A new timeline for insects shows that the creatures first evolved 479 million years ago — earlier than previously suspected — and that their appearance coincided with Earth's first land plants.
The revised insect tree of life, also called a phylogeny, is helping scientists answer some of the longstanding questions regarding the origin of these highly diverse and tremendously important arthropods. But constructing the phylogeny was no picnic. Insects are by far the most species-rich group of animals on the planet, and the researchers involved had to use several supercomputers to process all of their genetic data.
Bernard Misof from the Museum Koenig in Bonn, Germany; Xin Zhou from BGI in Shenzen, China; and Karl Kjer from Rutgers University in New Brunswick, New Jersey; along with colleagues from around the world, created a project known as 1KITE to get it done. The group's findings appear in the 7 November issue of Science.
"Very few software programs could even load our data without crashing," said Kjer. "Insects are so abundant that, in terrestrial ecosystems, they consume more in terms of biomass than vertebrates do."
"Actually, insects are so dominant that it's hard to imagine any kind of terrestrial life on Earth that has not been shaped by them," he said. "I'm trying to think of one…Perhaps penguins? They might not need insects in Antarctica, but I think everything else does."
The researchers had to collect fresh DNA samples from all of the major insect orders that exist today. But the 1KITE team was able to accomplish this feat in about a year, allowing researchers to analyze 1,478 different protein-coding genes from insects — as well as a few genes from their close arthropod relatives — and compare their data to the insect fossil record.

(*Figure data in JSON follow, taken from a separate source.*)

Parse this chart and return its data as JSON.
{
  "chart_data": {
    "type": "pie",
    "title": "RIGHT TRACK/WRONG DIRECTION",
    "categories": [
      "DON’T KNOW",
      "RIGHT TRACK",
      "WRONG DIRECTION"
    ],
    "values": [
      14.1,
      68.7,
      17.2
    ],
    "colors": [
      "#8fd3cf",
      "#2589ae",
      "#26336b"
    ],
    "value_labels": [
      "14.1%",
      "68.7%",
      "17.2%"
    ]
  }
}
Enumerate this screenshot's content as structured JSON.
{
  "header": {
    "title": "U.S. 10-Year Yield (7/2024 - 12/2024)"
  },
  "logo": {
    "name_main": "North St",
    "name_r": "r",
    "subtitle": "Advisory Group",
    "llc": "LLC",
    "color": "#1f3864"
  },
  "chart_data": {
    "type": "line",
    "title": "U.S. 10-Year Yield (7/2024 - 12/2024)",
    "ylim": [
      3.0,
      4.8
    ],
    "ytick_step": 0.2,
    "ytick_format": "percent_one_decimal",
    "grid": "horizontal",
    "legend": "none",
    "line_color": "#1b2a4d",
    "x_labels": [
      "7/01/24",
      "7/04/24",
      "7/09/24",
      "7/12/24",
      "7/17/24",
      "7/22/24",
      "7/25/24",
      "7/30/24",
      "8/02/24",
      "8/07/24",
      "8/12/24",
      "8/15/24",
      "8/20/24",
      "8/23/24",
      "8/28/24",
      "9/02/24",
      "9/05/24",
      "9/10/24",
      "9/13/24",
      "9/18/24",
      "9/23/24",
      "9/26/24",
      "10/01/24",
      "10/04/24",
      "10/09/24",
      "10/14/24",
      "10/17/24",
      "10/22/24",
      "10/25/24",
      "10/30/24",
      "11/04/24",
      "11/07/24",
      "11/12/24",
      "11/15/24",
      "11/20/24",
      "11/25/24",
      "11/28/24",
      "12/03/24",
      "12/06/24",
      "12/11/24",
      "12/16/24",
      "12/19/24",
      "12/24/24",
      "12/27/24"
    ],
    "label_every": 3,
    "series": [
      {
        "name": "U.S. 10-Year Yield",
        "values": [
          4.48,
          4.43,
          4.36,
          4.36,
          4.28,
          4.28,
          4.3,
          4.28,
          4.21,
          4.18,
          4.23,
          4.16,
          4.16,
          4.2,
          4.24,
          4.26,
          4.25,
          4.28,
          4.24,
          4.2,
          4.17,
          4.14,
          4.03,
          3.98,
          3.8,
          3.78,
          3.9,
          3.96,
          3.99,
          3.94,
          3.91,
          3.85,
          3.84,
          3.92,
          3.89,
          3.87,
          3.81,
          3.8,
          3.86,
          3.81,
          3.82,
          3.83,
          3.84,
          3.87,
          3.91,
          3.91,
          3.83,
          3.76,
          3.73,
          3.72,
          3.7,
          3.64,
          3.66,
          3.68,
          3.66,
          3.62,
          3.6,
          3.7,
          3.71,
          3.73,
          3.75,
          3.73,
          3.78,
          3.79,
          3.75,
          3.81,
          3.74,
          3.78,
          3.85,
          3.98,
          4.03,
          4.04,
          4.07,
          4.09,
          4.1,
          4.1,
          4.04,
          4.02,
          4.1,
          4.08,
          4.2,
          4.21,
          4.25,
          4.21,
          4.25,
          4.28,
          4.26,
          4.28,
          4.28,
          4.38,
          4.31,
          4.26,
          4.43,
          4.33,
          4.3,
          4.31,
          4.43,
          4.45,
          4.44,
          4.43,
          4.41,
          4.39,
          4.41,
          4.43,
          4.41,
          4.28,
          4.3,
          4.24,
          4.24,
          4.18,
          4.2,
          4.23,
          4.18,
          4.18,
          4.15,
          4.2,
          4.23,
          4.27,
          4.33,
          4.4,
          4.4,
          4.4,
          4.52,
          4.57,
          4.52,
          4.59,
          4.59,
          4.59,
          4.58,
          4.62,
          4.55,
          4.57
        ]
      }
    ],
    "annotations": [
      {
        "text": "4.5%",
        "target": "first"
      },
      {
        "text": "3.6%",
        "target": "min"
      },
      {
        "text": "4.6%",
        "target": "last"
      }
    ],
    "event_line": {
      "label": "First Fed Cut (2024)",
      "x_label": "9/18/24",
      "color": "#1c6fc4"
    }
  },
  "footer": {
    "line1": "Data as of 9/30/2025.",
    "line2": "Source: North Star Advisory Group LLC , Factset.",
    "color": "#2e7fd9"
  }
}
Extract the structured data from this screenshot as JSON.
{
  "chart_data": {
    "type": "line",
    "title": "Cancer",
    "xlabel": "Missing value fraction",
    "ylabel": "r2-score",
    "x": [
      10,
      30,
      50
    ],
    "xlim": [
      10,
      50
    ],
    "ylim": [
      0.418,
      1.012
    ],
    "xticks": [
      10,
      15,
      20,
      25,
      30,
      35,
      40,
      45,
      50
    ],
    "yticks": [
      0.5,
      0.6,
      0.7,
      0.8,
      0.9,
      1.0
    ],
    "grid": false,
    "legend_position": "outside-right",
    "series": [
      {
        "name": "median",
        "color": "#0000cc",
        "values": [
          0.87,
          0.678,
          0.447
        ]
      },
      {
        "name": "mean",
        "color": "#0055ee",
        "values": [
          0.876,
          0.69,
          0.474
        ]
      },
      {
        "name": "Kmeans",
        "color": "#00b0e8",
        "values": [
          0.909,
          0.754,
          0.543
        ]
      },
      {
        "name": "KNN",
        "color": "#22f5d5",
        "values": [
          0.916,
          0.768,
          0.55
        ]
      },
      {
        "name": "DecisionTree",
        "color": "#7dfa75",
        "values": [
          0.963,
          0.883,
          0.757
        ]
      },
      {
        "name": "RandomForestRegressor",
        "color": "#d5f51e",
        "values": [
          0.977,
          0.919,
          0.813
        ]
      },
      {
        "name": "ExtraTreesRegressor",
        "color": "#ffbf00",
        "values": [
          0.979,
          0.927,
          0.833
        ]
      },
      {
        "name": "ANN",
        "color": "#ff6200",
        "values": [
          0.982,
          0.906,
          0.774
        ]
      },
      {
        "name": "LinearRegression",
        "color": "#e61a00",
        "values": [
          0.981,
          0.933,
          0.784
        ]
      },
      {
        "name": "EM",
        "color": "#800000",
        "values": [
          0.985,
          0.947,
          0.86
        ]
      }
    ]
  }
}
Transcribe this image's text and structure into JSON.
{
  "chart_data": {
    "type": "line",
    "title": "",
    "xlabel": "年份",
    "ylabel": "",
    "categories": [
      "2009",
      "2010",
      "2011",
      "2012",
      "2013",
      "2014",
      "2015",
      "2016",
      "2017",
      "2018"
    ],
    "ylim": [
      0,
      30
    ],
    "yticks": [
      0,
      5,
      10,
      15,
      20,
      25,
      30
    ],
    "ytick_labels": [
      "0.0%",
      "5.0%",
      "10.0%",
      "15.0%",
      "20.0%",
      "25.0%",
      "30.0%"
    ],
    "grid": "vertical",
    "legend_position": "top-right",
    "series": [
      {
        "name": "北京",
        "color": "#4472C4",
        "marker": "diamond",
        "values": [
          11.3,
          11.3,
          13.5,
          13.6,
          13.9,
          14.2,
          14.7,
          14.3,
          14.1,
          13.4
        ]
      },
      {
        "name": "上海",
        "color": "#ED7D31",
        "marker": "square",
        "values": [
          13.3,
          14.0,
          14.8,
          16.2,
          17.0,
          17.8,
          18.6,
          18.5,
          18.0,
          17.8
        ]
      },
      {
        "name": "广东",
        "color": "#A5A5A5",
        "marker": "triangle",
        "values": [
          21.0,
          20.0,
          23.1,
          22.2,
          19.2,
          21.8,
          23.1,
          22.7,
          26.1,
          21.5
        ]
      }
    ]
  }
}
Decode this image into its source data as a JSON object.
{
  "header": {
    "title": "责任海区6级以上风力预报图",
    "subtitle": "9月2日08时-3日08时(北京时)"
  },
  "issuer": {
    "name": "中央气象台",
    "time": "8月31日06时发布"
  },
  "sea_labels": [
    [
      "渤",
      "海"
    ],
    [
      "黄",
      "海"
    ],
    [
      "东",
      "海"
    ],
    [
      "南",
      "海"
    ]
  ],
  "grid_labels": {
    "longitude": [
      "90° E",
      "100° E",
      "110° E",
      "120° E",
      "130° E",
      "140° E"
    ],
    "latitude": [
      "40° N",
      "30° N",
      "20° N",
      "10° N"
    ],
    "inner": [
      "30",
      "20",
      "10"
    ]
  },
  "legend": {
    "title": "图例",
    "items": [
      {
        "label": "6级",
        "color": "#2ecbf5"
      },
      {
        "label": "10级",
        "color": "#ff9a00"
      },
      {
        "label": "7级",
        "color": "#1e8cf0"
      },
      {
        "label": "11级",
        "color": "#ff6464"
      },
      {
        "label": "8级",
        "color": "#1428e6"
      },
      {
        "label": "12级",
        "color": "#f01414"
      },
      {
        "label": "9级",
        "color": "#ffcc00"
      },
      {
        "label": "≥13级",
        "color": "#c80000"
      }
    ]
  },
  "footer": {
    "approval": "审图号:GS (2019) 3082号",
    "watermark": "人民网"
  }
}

"This only worked because we could rely on a network of amateurs and professionals to collect every phylogenetically important species in the project," said Misof.
"Insects did just about everything first. They were the first to form social societies, farm, and sing — just about anything you can imagine."
Karl Kjer
"The rapid advent of next-generation sequencing technology and informatics also allowed us to produce huge amounts of sequence data that were informative for phylogenetic construction," explained Zhou. "This was not possible in the past, when genes had to be amplified and sequenced one-by-one."
The new timeline reveals that insects likely originated during the Early Ordovician Period, and that their appearance coincided with Earth's first land plants. Thus, the researchers suggest that the diversification of insects played a significant role in shaping the planet's first terrestrial ecosystems — and vice versa.
The 1KITE team also proposes that insect flight emerged approximately 406 million years ago, as terrestrial ecosystems became more complex. They say that the radiation of flowering plants was accompanied by an explosion of diversity among flying insects, such as bees, wasps, and butterflies.
"Wings were a key to insect success," Kjer said. "They turned a two-dimensional environment into a three-dimensional environment."
The researchers' timeline shows that most modern insect species originated about 345 million years ago. Among these modern species, parasitic lice didn't diversify until after avian and mammalian hosts were available, a finding that contradicts the theory that they originated on feathered, non-avian dinosaurs.
The variety of cockroaches and termites that we see today probably evolved in the wake of the Permian mass extinction, the only known mass extinction of insects, which occurred about 252 million years ago.
"However, real insect diversity didn't come about until Holometabola," said Kjer, referring to the subclass of insects that undergo complete metamorphosis, including butterflies and beetles. "Holometabolous insects have very distinct life stages, with larvae that are specialized to feed and hide and adults that are specialized to mate and disperse, meaning that they can custom-design their body forms for what they need when they need it."
"Insects did just about everything first," according to Kjer. "They were the first to form social societies, farm, and sing — just about anything you can imagine."